Type punning is a common practice in a lot of systems and embedded programming scenarios. Until semi-recently, C++ has made this surprisingly difficult to do safely, and the kinks of dealing with the bytes of an object are still being worked out today. Practices commonly adopted in industry codebases to do this, like reinterpret_cast or union usage, invoke undefined behavior and can often silently break programs when compiler optimizations are enabled, or different platforms are targeted.

Objects can’t be arbitrarily cast back and forth between different types in C++. The strict aliasing rules prevent the compiler from assuming that pointers of different types can point to the same memory location.

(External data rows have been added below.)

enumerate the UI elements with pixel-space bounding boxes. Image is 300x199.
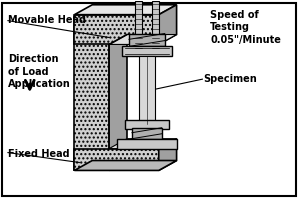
Text: Fixed Head: Fixed Head (8, 149, 70, 159)
Bar (152, 1, 159, 51)
Bar (125, 120, 169, 129)
Bar (132, 128, 162, 139)
Bar (129, 33, 165, 46)
Polygon shape (109, 139, 177, 149)
Text: Direction
of Load
Application: Direction of Load Application (8, 54, 71, 89)
Bar (139, 56, 155, 124)
Bar (74, 149, 159, 170)
Polygon shape (159, 5, 177, 44)
Polygon shape (159, 139, 177, 170)
Bar (74, 17, 109, 170)
Text: Speed of
Testing
0.05"/Minute: Speed of Testing 0.05"/Minute (210, 10, 281, 45)
Polygon shape (74, 161, 177, 170)
Polygon shape (109, 34, 177, 44)
Bar (117, 139, 177, 149)
Bar (122, 46, 172, 56)
Bar (74, 15, 159, 44)
Polygon shape (109, 7, 127, 170)
Text: Specimen: Specimen (203, 74, 257, 84)
Text: Movable Head: Movable Head (8, 15, 86, 25)
Bar (135, 1, 142, 51)
Polygon shape (74, 5, 177, 15)
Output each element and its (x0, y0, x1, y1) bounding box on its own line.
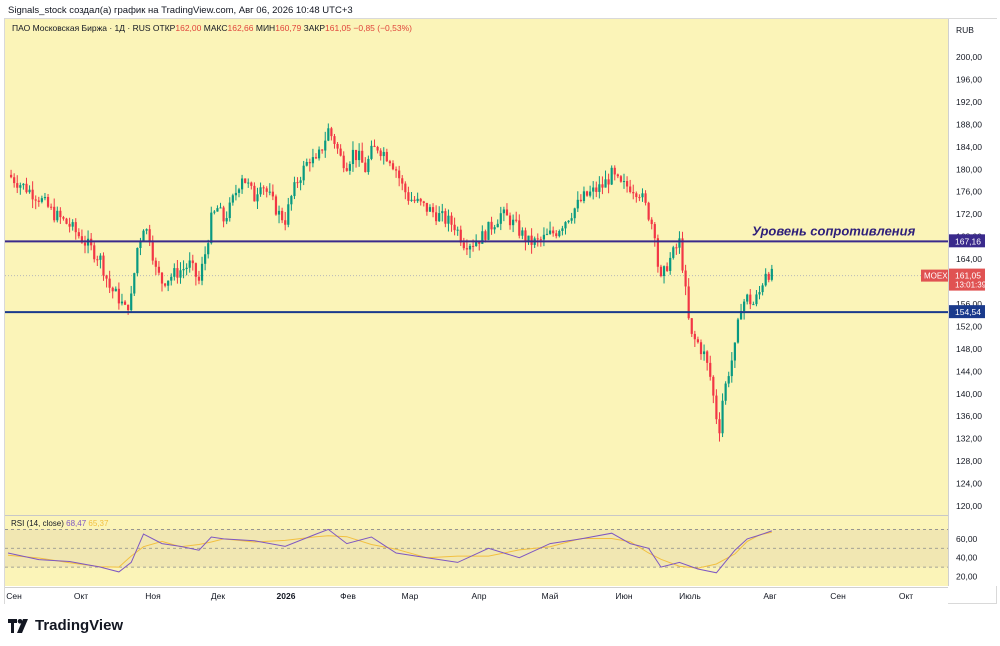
price-scale[interactable] (948, 19, 998, 586)
open-value: 162,00 (175, 23, 202, 33)
rsi-ma-value: 65,37 (88, 519, 109, 528)
high-label: МАКС (203, 23, 228, 33)
rsi-legend[interactable]: RSI (14, close) 68,47 65,37 (11, 519, 108, 528)
tradingview-logo-icon (8, 618, 28, 633)
pane-separator[interactable] (5, 515, 948, 516)
chart-caption: Signals_stock создал(а) график на Tradin… (8, 5, 353, 16)
rsi-plot-area[interactable] (5, 516, 948, 586)
high-value: 162,66 (227, 23, 254, 33)
symbol-legend[interactable]: ПАО Московская Биржа · 1Д · RUS ОТКР162,… (12, 23, 412, 33)
rsi-label: RSI (14, close) (11, 519, 64, 528)
rsi-value: 68,47 (66, 519, 87, 528)
currency-label[interactable]: RUB (956, 25, 974, 35)
price-plot-area[interactable] (5, 19, 948, 515)
tradingview-logo[interactable]: TradingView (8, 617, 123, 634)
change-value: −0,85 (−0,53%) (353, 23, 412, 33)
symbol-name: ПАО Московская Биржа · 1Д · RUS (12, 23, 151, 33)
close-value: 161,05 (325, 23, 352, 33)
time-scale[interactable] (5, 587, 948, 604)
tradingview-wordmark: TradingView (35, 617, 124, 634)
close-label: ЗАКР (303, 23, 326, 33)
low-label: МИН (255, 23, 276, 33)
open-label: ОТКР (152, 23, 176, 33)
low-value: 160,79 (275, 23, 302, 33)
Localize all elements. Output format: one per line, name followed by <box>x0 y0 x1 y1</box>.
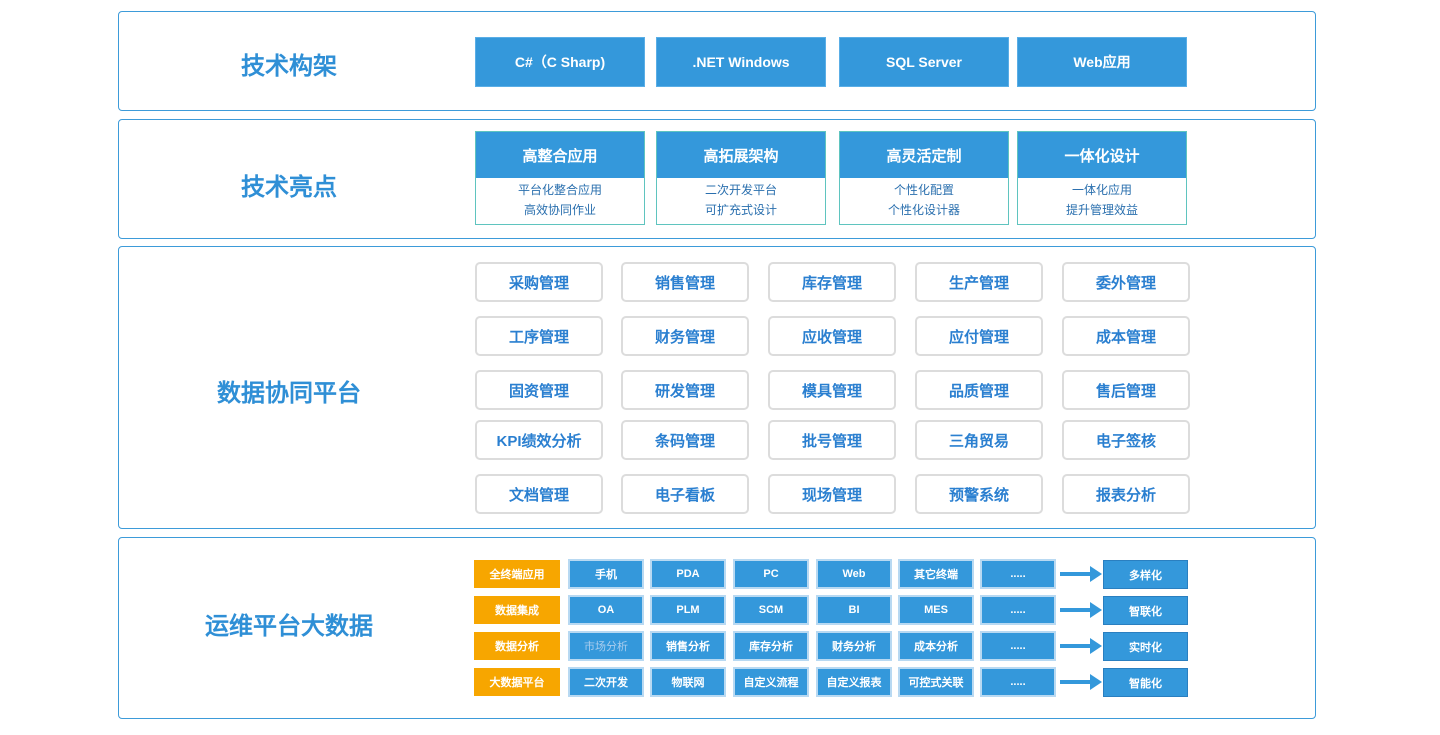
highlight-card: 一体化设计一体化应用提升管理效益 <box>1017 131 1187 225</box>
arrow-right-icon <box>1060 600 1102 620</box>
ops-cell: 成本分析 <box>898 631 974 661</box>
ops-cell: OA <box>568 595 644 625</box>
ops-cell: MES <box>898 595 974 625</box>
module-button[interactable]: 采购管理 <box>475 262 603 302</box>
ops-cell: ..... <box>980 559 1056 589</box>
module-button[interactable]: 预警系统 <box>915 474 1043 514</box>
highlight-card: 高整合应用平台化整合应用 高效协同作业 <box>475 131 645 225</box>
highlight-card: 高灵活定制个性化配置个性化设计器 <box>839 131 1009 225</box>
ops-cell: 市场分析 <box>568 631 644 661</box>
highlight-line: 高效协同作业 <box>523 203 596 217</box>
tech-stack-box: .NET Windows <box>656 37 826 87</box>
module-button[interactable]: 电子看板 <box>621 474 749 514</box>
highlight-line: 一体化应用 <box>1071 183 1132 197</box>
ops-row-label: 全终端应用 <box>474 560 560 588</box>
module-button[interactable]: 批号管理 <box>768 420 896 460</box>
ops-cell: SCM <box>733 595 809 625</box>
highlight-title: 一体化设计 <box>1018 132 1186 178</box>
module-button[interactable]: 成本管理 <box>1062 316 1190 356</box>
module-button[interactable]: 现场管理 <box>768 474 896 514</box>
highlight-line: 个性化配置 <box>893 183 954 197</box>
ops-result: 实时化 <box>1103 632 1188 661</box>
ops-cell: 二次开发 <box>568 667 644 697</box>
ops-result: 智能化 <box>1103 668 1188 697</box>
ops-cell: PC <box>733 559 809 589</box>
highlight-line: 平台化整合应用 <box>517 183 602 197</box>
module-button[interactable]: 库存管理 <box>768 262 896 302</box>
module-button[interactable]: 文档管理 <box>475 474 603 514</box>
highlight-line: 可扩充式设计 <box>704 203 777 217</box>
highlight-title: 高整合应用 <box>476 132 644 178</box>
module-button[interactable]: 委外管理 <box>1062 262 1190 302</box>
ops-cell: 销售分析 <box>650 631 726 661</box>
module-button[interactable]: 报表分析 <box>1062 474 1190 514</box>
section-title: 数据协同平台 <box>217 380 361 407</box>
ops-cell: 库存分析 <box>733 631 809 661</box>
section-ops-bigdata: 运维平台大数据 <box>118 537 1316 719</box>
highlight-title: 高灵活定制 <box>840 132 1008 178</box>
section-tech-architecture: 技术构架 <box>118 11 1316 111</box>
section-data-platform: 数据协同平台 <box>118 246 1316 529</box>
module-button[interactable]: 工序管理 <box>475 316 603 356</box>
ops-cell: Web <box>816 559 892 589</box>
highlight-line: 提升管理效益 <box>1065 203 1138 217</box>
module-button[interactable]: 应收管理 <box>768 316 896 356</box>
ops-result: 多样化 <box>1103 560 1188 589</box>
section-title: 运维平台大数据 <box>205 613 373 640</box>
module-button[interactable]: 三角贸易 <box>915 420 1043 460</box>
ops-row-label: 数据分析 <box>474 632 560 660</box>
module-button[interactable]: 条码管理 <box>621 420 749 460</box>
ops-result: 智联化 <box>1103 596 1188 625</box>
tech-stack-box: Web应用 <box>1017 37 1187 87</box>
ops-cell: ..... <box>980 631 1056 661</box>
arrow-right-icon <box>1060 636 1102 656</box>
highlight-card: 高拓展架构二次开发平台 可扩充式设计 <box>656 131 826 225</box>
ops-cell: BI <box>816 595 892 625</box>
section-tech-highlights: 技术亮点 <box>118 119 1316 239</box>
arrow-right-icon <box>1060 672 1102 692</box>
module-button[interactable]: 研发管理 <box>621 370 749 410</box>
module-button[interactable]: 生产管理 <box>915 262 1043 302</box>
tech-stack-box: C#（C Sharp) <box>475 37 645 87</box>
arrow-right-icon <box>1060 564 1102 584</box>
ops-cell: PDA <box>650 559 726 589</box>
ops-cell: 其它终端 <box>898 559 974 589</box>
module-button[interactable]: 品质管理 <box>915 370 1043 410</box>
tech-stack-box: SQL Server <box>839 37 1009 87</box>
ops-cell: 手机 <box>568 559 644 589</box>
ops-cell: 自定义报表 <box>816 667 892 697</box>
ops-cell: 物联网 <box>650 667 726 697</box>
ops-cell: 可控式关联 <box>898 667 974 697</box>
module-button[interactable]: KPI绩效分析 <box>475 420 603 460</box>
highlight-line: 二次开发平台 <box>704 183 777 197</box>
ops-cell: 自定义流程 <box>733 667 809 697</box>
module-button[interactable]: 销售管理 <box>621 262 749 302</box>
ops-cell: ..... <box>980 667 1056 697</box>
ops-cell: 财务分析 <box>816 631 892 661</box>
section-title: 技术构架 <box>241 53 337 80</box>
ops-row-label: 数据集成 <box>474 596 560 624</box>
module-button[interactable]: 电子签核 <box>1062 420 1190 460</box>
ops-row-label: 大数据平台 <box>474 668 560 696</box>
module-button[interactable]: 财务管理 <box>621 316 749 356</box>
module-button[interactable]: 售后管理 <box>1062 370 1190 410</box>
module-button[interactable]: 固资管理 <box>475 370 603 410</box>
highlight-title: 高拓展架构 <box>657 132 825 178</box>
ops-cell: ..... <box>980 595 1056 625</box>
highlight-line: 个性化设计器 <box>887 203 960 217</box>
module-button[interactable]: 应付管理 <box>915 316 1043 356</box>
module-button[interactable]: 模具管理 <box>768 370 896 410</box>
section-title: 技术亮点 <box>241 174 337 201</box>
ops-cell: PLM <box>650 595 726 625</box>
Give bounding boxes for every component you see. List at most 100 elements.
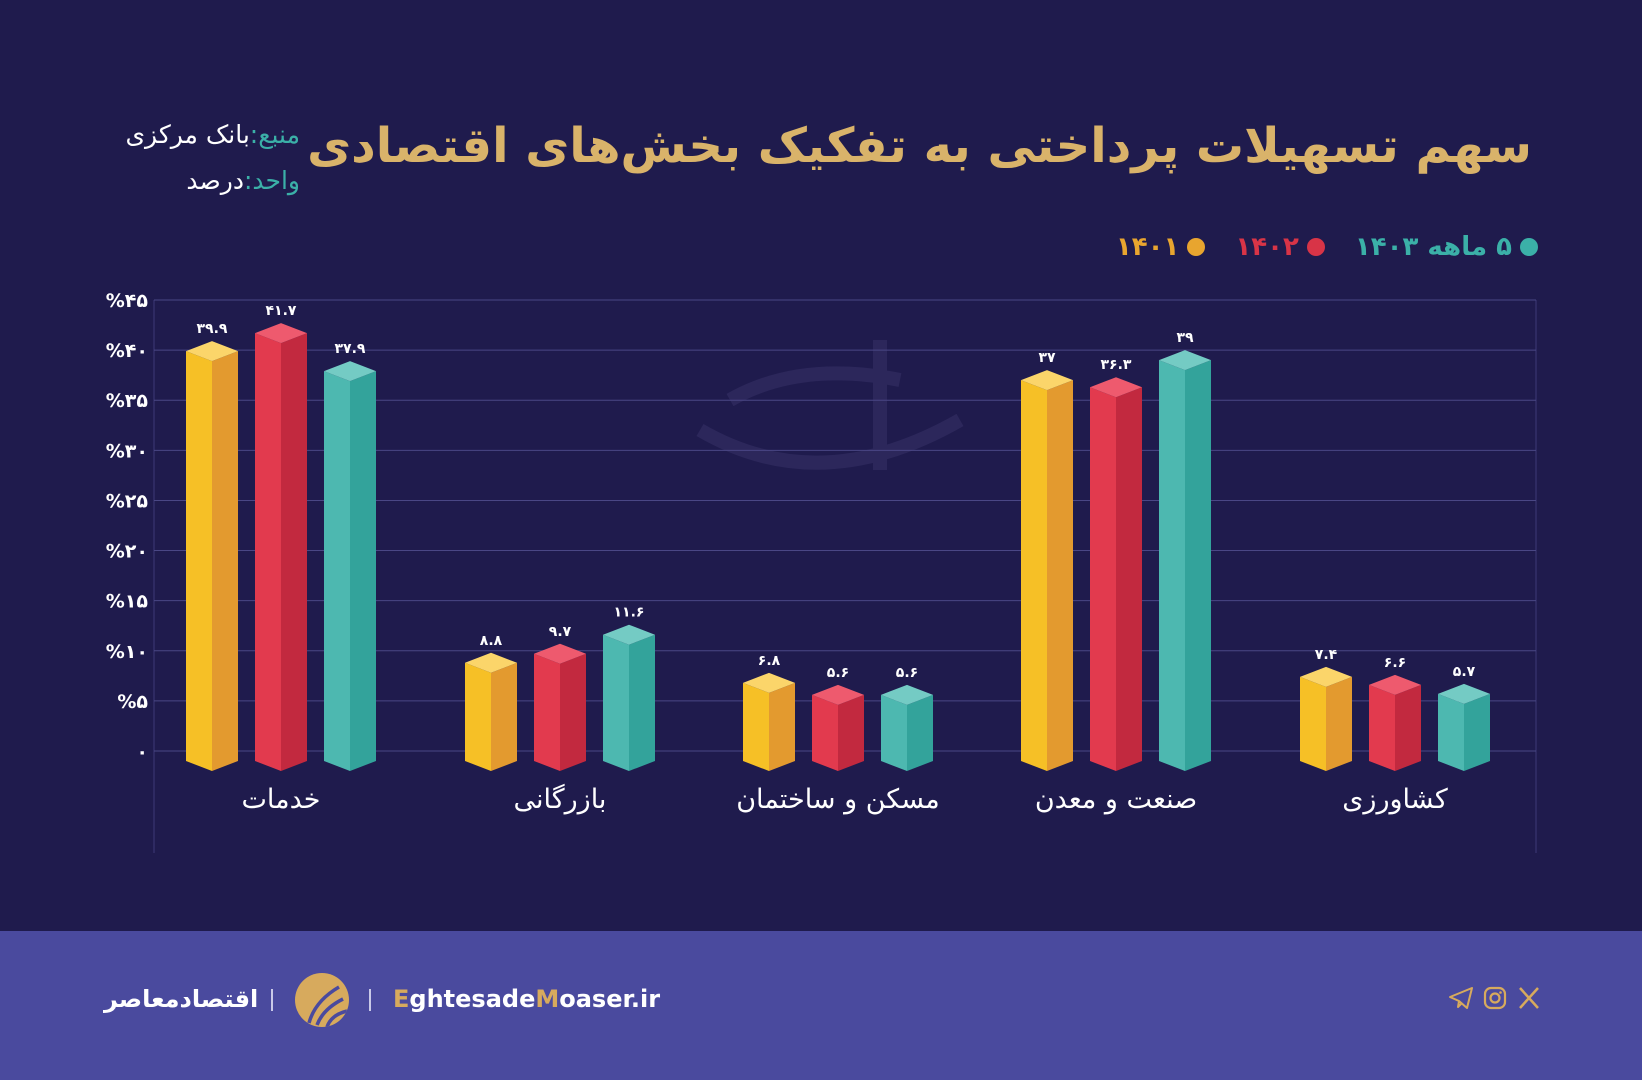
x-tick-label: بازرگانی bbox=[514, 783, 607, 815]
data-label: ۳۷.۹ bbox=[335, 341, 366, 357]
y-tick-label: %۴۰ bbox=[106, 340, 148, 362]
bar-front bbox=[186, 351, 212, 771]
data-label: ۳۶.۳ bbox=[1101, 357, 1132, 373]
legend-item-1401: ۱۴۰۱ bbox=[1116, 232, 1206, 262]
data-label: ۴۱.۷ bbox=[266, 303, 297, 319]
bar-side bbox=[281, 333, 307, 771]
bar-front bbox=[1438, 693, 1464, 771]
x-tick-label: کشاورزی bbox=[1342, 784, 1448, 815]
bar-top bbox=[186, 341, 238, 362]
y-tick-label: %۳۵ bbox=[106, 390, 149, 412]
bar-front bbox=[1369, 684, 1395, 771]
bar-front bbox=[743, 682, 769, 771]
data-label: ۱۱.۶ bbox=[614, 605, 645, 621]
data-label: ۳۹ bbox=[1176, 330, 1194, 346]
bar-front bbox=[324, 371, 350, 771]
website-link[interactable]: EghtesadeMoaser.ir bbox=[393, 985, 661, 1013]
bar-front bbox=[255, 333, 281, 771]
legend-dot bbox=[1306, 238, 1325, 256]
data-label: ۷.۴ bbox=[1315, 647, 1338, 663]
data-label: ۵.۷ bbox=[1453, 664, 1476, 680]
data-label: ۶.۸ bbox=[758, 653, 781, 669]
bar-top bbox=[1438, 683, 1490, 704]
bar-top bbox=[1021, 370, 1073, 391]
data-label: ۹.۷ bbox=[549, 624, 572, 640]
bar-top bbox=[743, 672, 795, 693]
bar-top bbox=[465, 652, 517, 673]
unit-label: واحد: bbox=[243, 166, 300, 195]
legend-label: ۱۴۰۲ bbox=[1235, 232, 1299, 262]
bar-top bbox=[881, 684, 933, 705]
legend: ۵ ماهه ۱۴۰۳ ۱۴۰۲ ۱۴۰۱ bbox=[1116, 232, 1538, 262]
bar-side bbox=[491, 662, 517, 771]
data-label: ۸.۸ bbox=[480, 633, 503, 649]
bar-side bbox=[769, 682, 795, 771]
bar-front bbox=[603, 634, 629, 771]
bar-front bbox=[465, 662, 491, 771]
bar-side bbox=[212, 351, 238, 771]
data-label: ۵.۶ bbox=[827, 665, 849, 681]
bar-front bbox=[881, 694, 907, 771]
bar-top bbox=[1090, 377, 1142, 398]
divider bbox=[369, 989, 371, 1011]
y-tick-label: ۰ bbox=[136, 741, 148, 763]
bar-top bbox=[1300, 666, 1352, 687]
category-group: ۳۷ ۳۶.۳ ۳۹ صنعت و معدن bbox=[1021, 330, 1211, 815]
instagram-icon[interactable] bbox=[1482, 985, 1508, 1011]
watermark bbox=[696, 340, 964, 470]
bar-front bbox=[1090, 387, 1116, 771]
bar-top bbox=[534, 643, 586, 664]
chart-meta: منبع:بانک مرکزی واحد:درصد bbox=[105, 112, 300, 204]
x-tick-label: صنعت و معدن bbox=[1035, 784, 1197, 815]
footer: اقتصادمعاصر EghtesadeMoaser.ir bbox=[0, 931, 1642, 1080]
bar-side bbox=[1116, 387, 1142, 771]
bar-front bbox=[1159, 360, 1185, 771]
bar-side bbox=[1047, 380, 1073, 771]
y-tick-label: %۲۰ bbox=[106, 541, 148, 563]
y-tick-label: %۱۰ bbox=[106, 641, 148, 663]
legend-item-1402: ۱۴۰۲ bbox=[1235, 232, 1325, 262]
bar-front bbox=[1021, 380, 1047, 771]
bar-front bbox=[812, 694, 838, 771]
bar-top bbox=[812, 684, 864, 705]
y-tick-label: %۳۰ bbox=[106, 440, 148, 462]
category-group: ۸.۸ ۹.۷ ۱۱.۶ بازرگانی bbox=[465, 605, 655, 815]
bar-side bbox=[1395, 684, 1421, 771]
legend-item-1403: ۵ ماهه ۱۴۰۳ bbox=[1355, 232, 1538, 262]
bar-top bbox=[603, 624, 655, 645]
y-tick-label: %۴۵ bbox=[106, 290, 149, 312]
bar-side bbox=[629, 634, 655, 771]
bar-top bbox=[255, 323, 307, 344]
legend-dot bbox=[1187, 238, 1206, 256]
category-group: ۳۹.۹ ۴۱.۷ ۳۷.۹ خدمات bbox=[186, 303, 376, 815]
data-label: ۳۷ bbox=[1038, 350, 1056, 366]
bar-side bbox=[907, 694, 933, 771]
legend-dot bbox=[1520, 238, 1538, 256]
x-icon[interactable] bbox=[1516, 985, 1542, 1011]
divider bbox=[271, 989, 273, 1011]
bar-top bbox=[1369, 674, 1421, 695]
source-value: بانک مرکزی bbox=[125, 120, 250, 149]
x-tick-label: خدمات bbox=[242, 784, 321, 815]
category-group: ۷.۴ ۶.۶ ۵.۷ کشاورزی bbox=[1300, 647, 1490, 815]
y-tick-label: %۲۵ bbox=[106, 490, 149, 512]
bar-side bbox=[1464, 693, 1490, 771]
bar-side bbox=[1185, 360, 1211, 771]
bar-side bbox=[350, 371, 376, 771]
page-title: سهم تسهیلات پرداختی به تفکیک بخش‌های اقت… bbox=[307, 118, 1533, 174]
bar-side bbox=[838, 694, 864, 771]
brand-name: اقتصادمعاصر bbox=[104, 985, 259, 1013]
y-tick-label: %۵ bbox=[117, 691, 148, 713]
category-group: ۶.۸ ۵.۶ ۵.۶ مسکن و ساختمان bbox=[736, 653, 940, 815]
data-label: ۶.۶ bbox=[1384, 655, 1406, 671]
data-label: ۵.۶ bbox=[896, 665, 918, 681]
legend-label: ۵ ماهه ۱۴۰۳ bbox=[1354, 232, 1512, 262]
source-label: منبع: bbox=[249, 120, 300, 149]
bar-front bbox=[1300, 676, 1326, 771]
bar-top bbox=[324, 361, 376, 382]
y-tick-label: %۱۵ bbox=[106, 591, 149, 613]
social-links bbox=[1448, 985, 1542, 1011]
bar-side bbox=[1326, 676, 1352, 771]
telegram-icon[interactable] bbox=[1448, 985, 1474, 1011]
brand-logo bbox=[295, 973, 349, 1027]
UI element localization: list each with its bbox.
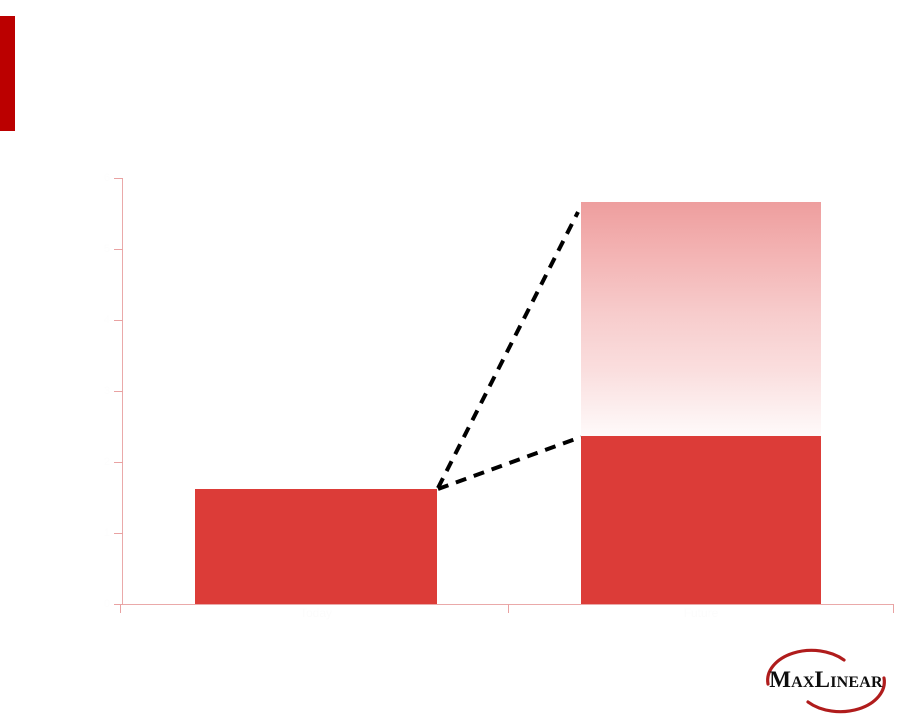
y-axis-tick-label: 3 — [103, 385, 110, 397]
y-axis-tick — [114, 462, 123, 463]
y-axis-tick — [114, 178, 123, 179]
x-axis-tick-label-today: Today — [299, 606, 333, 620]
maxlinear-logo: MaxLinear — [752, 646, 900, 716]
x-axis-tick-label-future: Future — [683, 606, 719, 620]
bar-future-base-segment — [581, 436, 821, 604]
x-axis-tick — [120, 604, 121, 613]
bar-future-growth-segment — [581, 202, 821, 436]
y-axis-tick — [114, 533, 123, 534]
accent-bar — [0, 16, 15, 131]
y-axis-tick — [114, 391, 123, 392]
bar-today — [195, 489, 437, 604]
x-axis-tick — [893, 604, 894, 613]
y-axis-tick-label: 5 — [103, 243, 110, 255]
y-axis-tick-label: 4 — [103, 314, 110, 326]
growth-connector-upper-line — [436, 211, 580, 489]
maxlinear-logo-arc-icon — [766, 648, 886, 714]
x-axis-line — [120, 604, 893, 605]
y-axis-tick-label: 6 — [103, 172, 110, 184]
y-axis-tick-label: 1 — [103, 527, 110, 539]
maxlinear-logo-wordmark: MaxLinear — [769, 667, 883, 692]
growth-connector-lower-line — [437, 435, 582, 491]
y-axis-tick — [114, 604, 123, 605]
y-axis-tick — [114, 249, 123, 250]
y-axis-tick-label: 0 — [103, 598, 110, 610]
y-axis-tick-label: 2 — [103, 456, 110, 468]
x-axis-tick — [508, 604, 509, 613]
y-axis-tick — [114, 320, 123, 321]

Additionally, C++’s object model requires lifetime management, and pointer casts must respect alignment requirements of the target type. Modern C++ has greatly improved type punning solutions with the introduction of std::bit_cast for value-to-value conversion, and std::start_lifetime_as for in-place reinterpretation.

Resources

Type punning in modern C++ - Timur Doumler - CppCon 2019 - This is by far the quintessential resource on type punning in C++ and was strongly relied on for this article. Timur Doumler covers each challenge involved with type punning, techniques for type punning without invoking undefined behavior, along with discussing holes in the language around type punning (specifically addressing accessing the bytes of an object.)
Taking a Byte Out of C++ - Avoiding Punning by Starting Lifetimes - Robert Leahy - CppCon 2022 - A great talk on lifetimes, with implicit object creation and explicit lifetime management using start_lifetime_as. I really like his analogy of trying to use the type system “as a lens”, which is a trap a lot of people fall into. He covers practical usage of start_lifetime_as in real-world low-level code, along with additional concepts I didn’t explore here, like the use of std::launder and std::start_lifetime_as_array.